Luego, además, están los compañeros de viaje. Yo tengo bastante suerte porque no suelo encontrarme a mis vecinos en el ascensor. Es evidente que llevamos vidas muy distintas. Pero de vez en cuando coincido con alguno y entonces, medio sonrío, saludo y, como no quiero dar conversación, me quedo mirando al suelo, al techo... cuando lo que querría hacer es mirarme en ese maldito espejo. Ni siquiera puedo disimular con el móvil porque todos en mi escalera sabemos que no hay cobertura.
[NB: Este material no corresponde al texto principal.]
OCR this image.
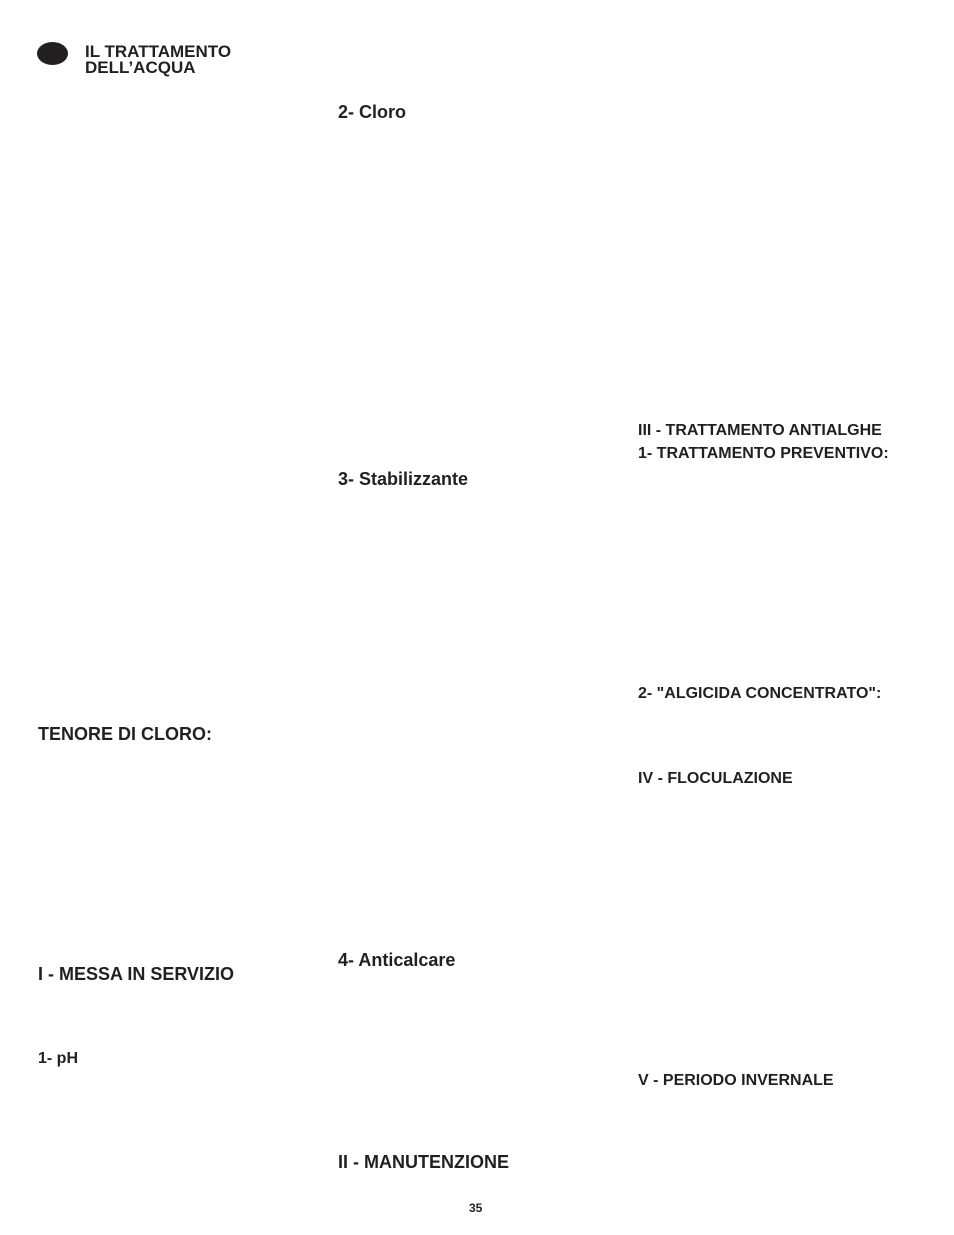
IL TRATTAMENTO
DELL’ACQUA
TENORE DI CLORO:
I - MESSA IN SERVIZIO
1- pH
2- Cloro
3- Stabilizzante
4- Anticalcare
II - MANUTENZIONE
III - TRATTAMENTO ANTIALGHE
1- TRATTAMENTO PREVENTIVO:
2- "ALGICIDA CONCENTRATO":
IV - FLOCULAZIONE
V - PERIODO INVERNALE
35
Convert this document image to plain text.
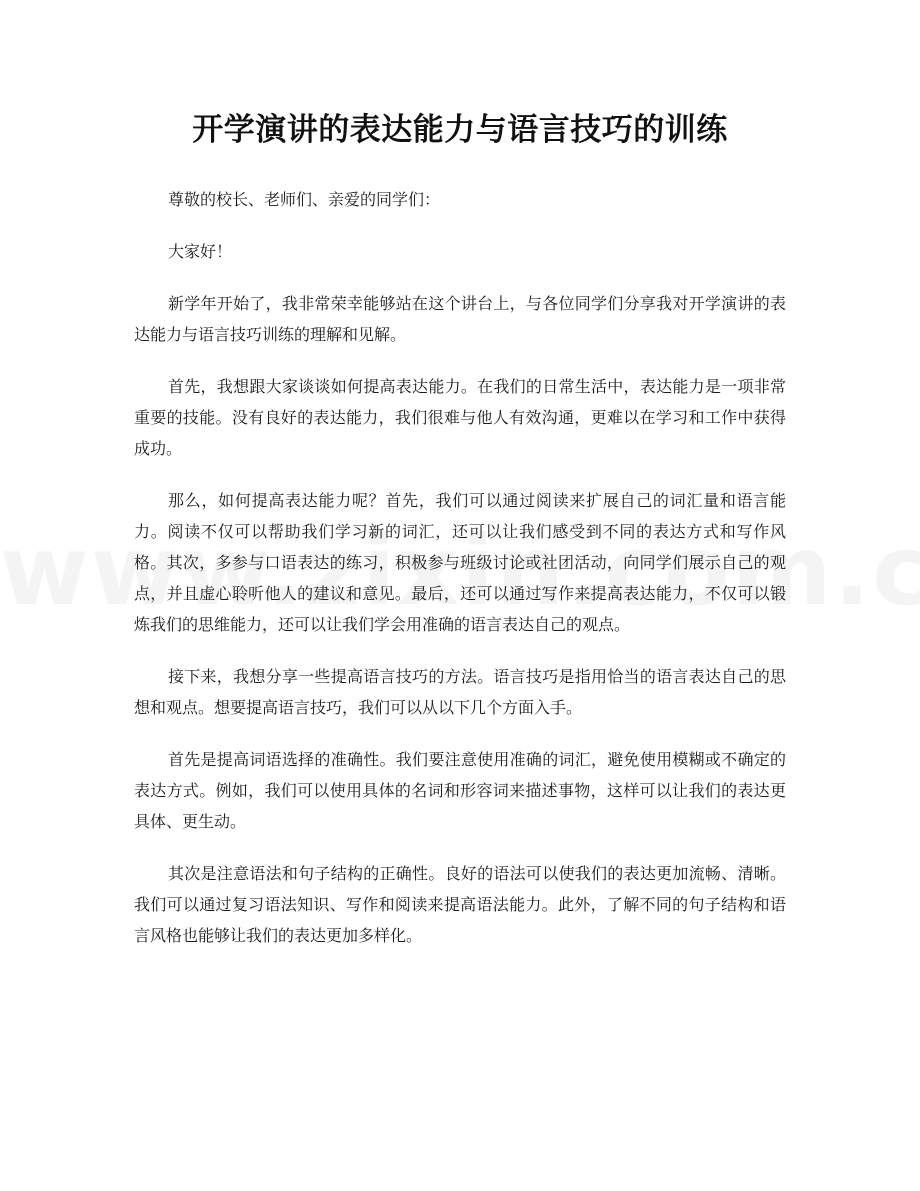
开学演讲的表达能力与语言技巧的训练

尊敬的校长、老师们、亲爱的同学们：

大家好！

新学年开始了，我非常荣幸能够站在这个讲台上，与各位同学们分享我对开学演讲的表达能力与语言技巧训练的理解和见解。

首先，我想跟大家谈谈如何提高表达能力。在我们的日常生活中，表达能力是一项非常重要的技能。没有良好的表达能力，我们很难与他人有效沟通，更难以在学习和工作中获得成功。

那么，如何提高表达能力呢？首先，我们可以通过阅读来扩展自己的词汇量和语言能力。阅读不仅可以帮助我们学习新的词汇，还可以让我们感受到不同的表达方式和写作风格。其次，多参与口语表达的练习，积极参与班级讨论或社团活动，向同学们展示自己的观点，并且虚心聆听他人的建议和意见。最后，还可以通过写作来提高表达能力，不仅可以锻炼我们的思维能力，还可以让我们学会用准确的语言表达自己的观点。

接下来，我想分享一些提高语言技巧的方法。语言技巧是指用恰当的语言表达自己的思想和观点。想要提高语言技巧，我们可以从以下几个方面入手。

首先是提高词语选择的准确性。我们要注意使用准确的词汇，避免使用模糊或不确定的表达方式。例如，我们可以使用具体的名词和形容词来描述事物，这样可以让我们的表达更具体、更生动。

其次是注意语法和句子结构的正确性。良好的语法可以使我们的表达更加流畅、清晰。我们可以通过复习语法知识、写作和阅读来提高语法能力。此外，了解不同的句子结构和语言风格也能够让我们的表达更加多样化。
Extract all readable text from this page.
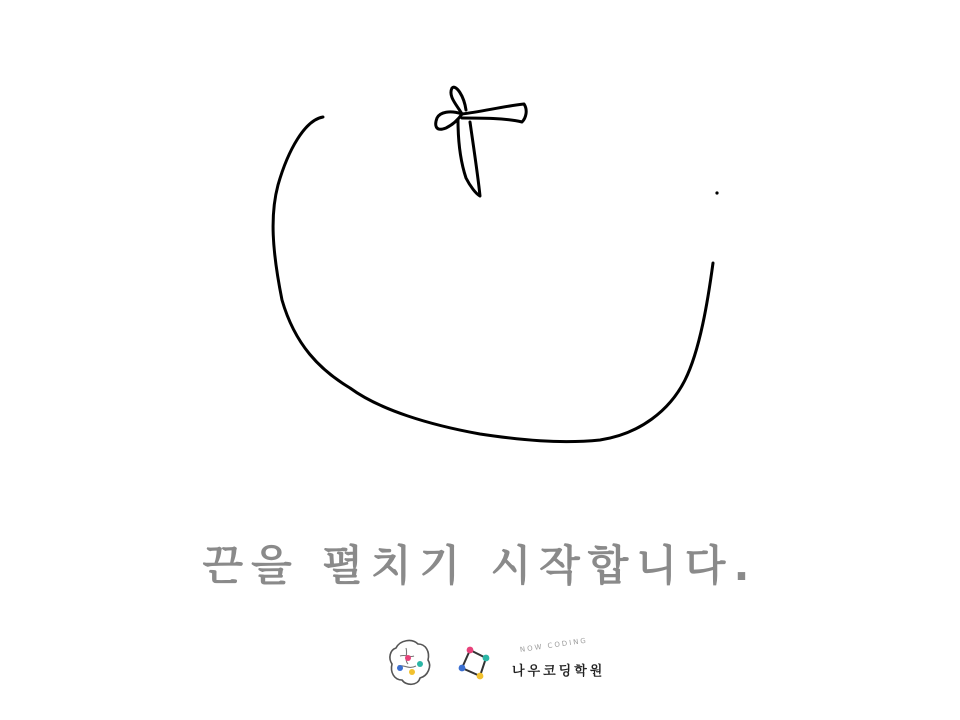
끈을 펼치기 시작합니다.
NOW CODING
나우코딩학원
Basta que te llegue esa llamada que llevas esperando toda la semana, para que te pille llegando a casa y tengas que entrar en el ascensor. En un primer momento te quedas en la portería hablando, hasta que ves al cotilla de tu portero con la antena parabólica desplegada. Entonces decides decirle al del otro lado de la línea que espere un minuto, el tiempo que tarda el ascensor en subirte a casa. Es un minuto, pero es el minuto más largo de toda tu vida. Cuando por fin sales del ascensor y vuelves a tener cobertura, te lanzas el móvil a la oreja esperando que no se haya cortado ni que el otro se haya cansado de esperar y haya colgado.
Finalmente están los olores. Desde ese perfume intenso de una vecina mía que parece que se bañe todas las mañanas con aromas de todas las flores que existen, hasta el vecino que fuma puros y sube al ascensor sin apagarlo por más que nos quejemos el resto de la escalera. Lo sé, debería entonces planteármelo y subir andando pero para castigarme ya pago un gimnasio.